Billy Lemos, Staff Writer

Don’t let the generic title and tracklist of this album fool you, this is some of Kendrick’s finest music. Released as a compilation of incomplete demos and unreleased tracks from the critically acclaimed “To Pimp a Butterfly”, you would expect this album to be a unrefined mess, full of half-baked tracks. Instead, Kendrick has orchestrated a surprisingly polished, varied, and cohesive album that exceeds expectations.

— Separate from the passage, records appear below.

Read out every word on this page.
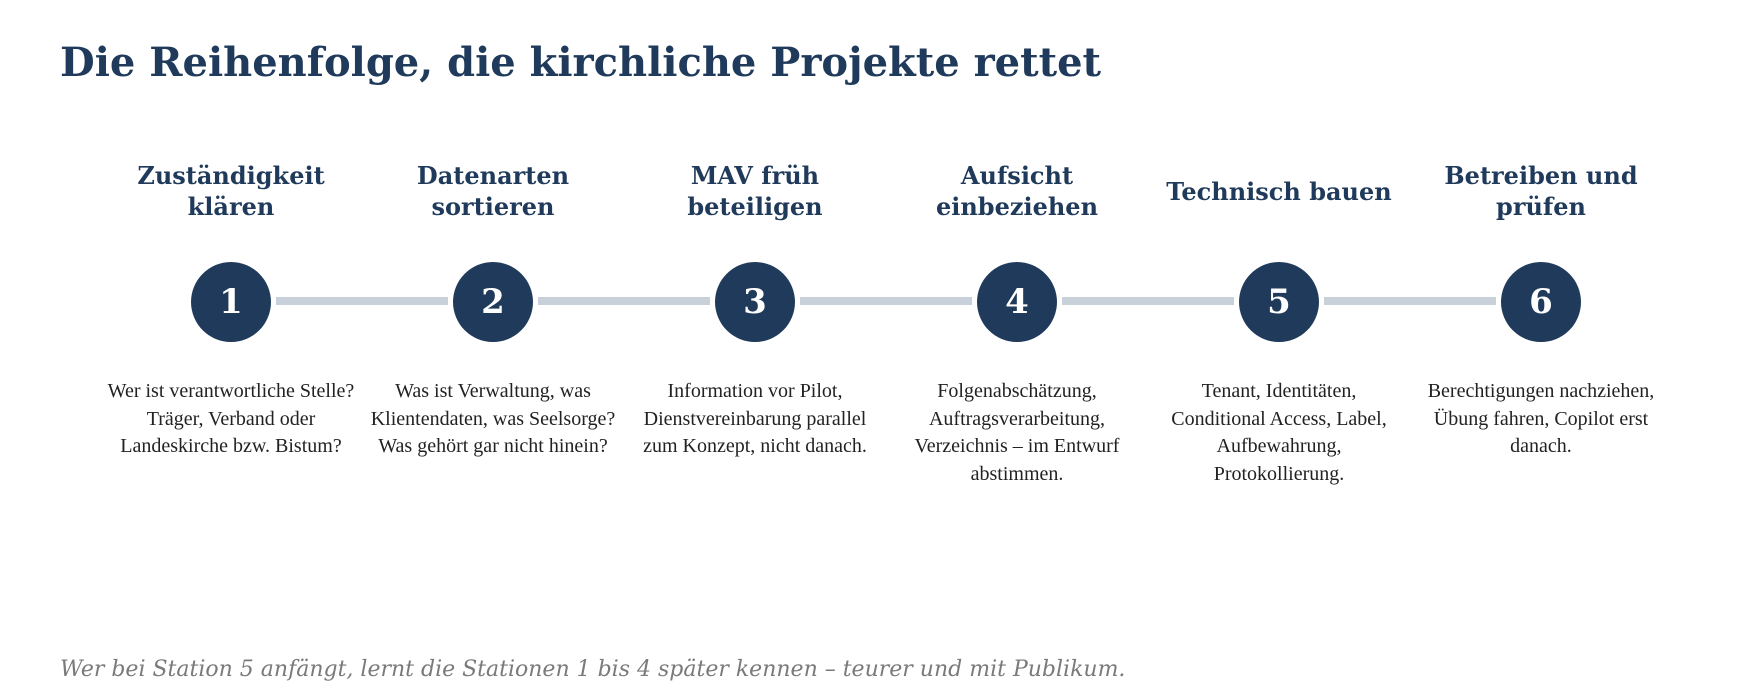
Die Reihenfolge, die kirchliche Projekte rettet
Zuständigkeit klären
1
Wer ist verantwortliche Stelle? Träger, Verband oder Landeskirche bzw. Bistum?
Datenarten sortieren
2
Was ist Verwaltung, was Klientendaten, was Seelsorge? Was gehört gar nicht hinein?
MAV früh beteiligen
3
Information vor Pilot, Dienstvereinbarung parallel zum Konzept, nicht danach.
Aufsicht einbeziehen
4
Folgenabschätzung, Auftragsverarbeitung, Verzeichnis – im Entwurf abstimmen.
Technisch bauen
5
Tenant, Identitäten, Conditional Access, Label, Aufbewahrung, Protokollierung.
Betreiben und prüfen
6
Berechtigungen nachziehen, Übung fahren, Copilot erst danach.

Wer bei Station 5 anfängt, lernt die Stationen 1 bis 4 später kennen – teurer und mit Publikum.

The album begins with “untitled 01”, where  Kendrick creates a detailed vision of a modern Judgment Day over an eerie and unnerving instrumental. The track contains the lyrical flow and imagery we’ve come to expect from Kendrick. On the second track, “untitled 02”, Kendrick brings back the vibe of “good kid, m.A.A.d city”. Kendrick feels disconnected from his past friends and home in Compton. Cardo’s production on this track is crazy, chock-full of  pounding 808’s and haunting hi-hats that intertwine with a disjointed saxophone melody.

On the track “untitled 03”, Kendrick delivers beautifully crafted verses about racial stereotypes and cultural values over an experimental, jazz influenced instrumental. This is definitely a standout on the album. The next track, “untitled 04”, servers as an interlude, featuring SZA belting a metaphorical chorus as Kendrick whispers advice into her ears. Later, on “untitled 05”, Kendrick discusses the institutionalization of minorities and the social inequalities that living behind bars creates. This track’s hook features Anna Wise singing over an organic and percussive instrumental produced by Nard&B with drums by Sounwave.

This track is followed up by the joyous “untitled 06”, my personal favorite piece on the album. Kendrick expresses his embrace of the imperfections and flaws of those around him. It features a verse from CeeLo Green with a fitting 70’s vibe, both vocally and instrumentally. Next, with “untitled 07”, Kendrick comes back to his early “K. Dot” feel again with a sectioned and well-constructed three part track. It begins with hard, slammed trap drums and a reversed synth. Then, the track’s sound turns to that of the boom-bap era, with natural drums and an easily comprehensible flow. The piece finishes with a live recording from a studio session, showing the the unfinished state of this once-proposed “15 minute song”.

Kendrick closes the album with “untitled 08”, characterizing the financial struggles that many African Americans face and how he has prevailed in spite of them. The track has gentle, soothing chorus vocals and an excellent retro synth backing it.

Overall, “untitled unmastered” is another great entry in the lineup of Kendrick’s records that should not be overlooked.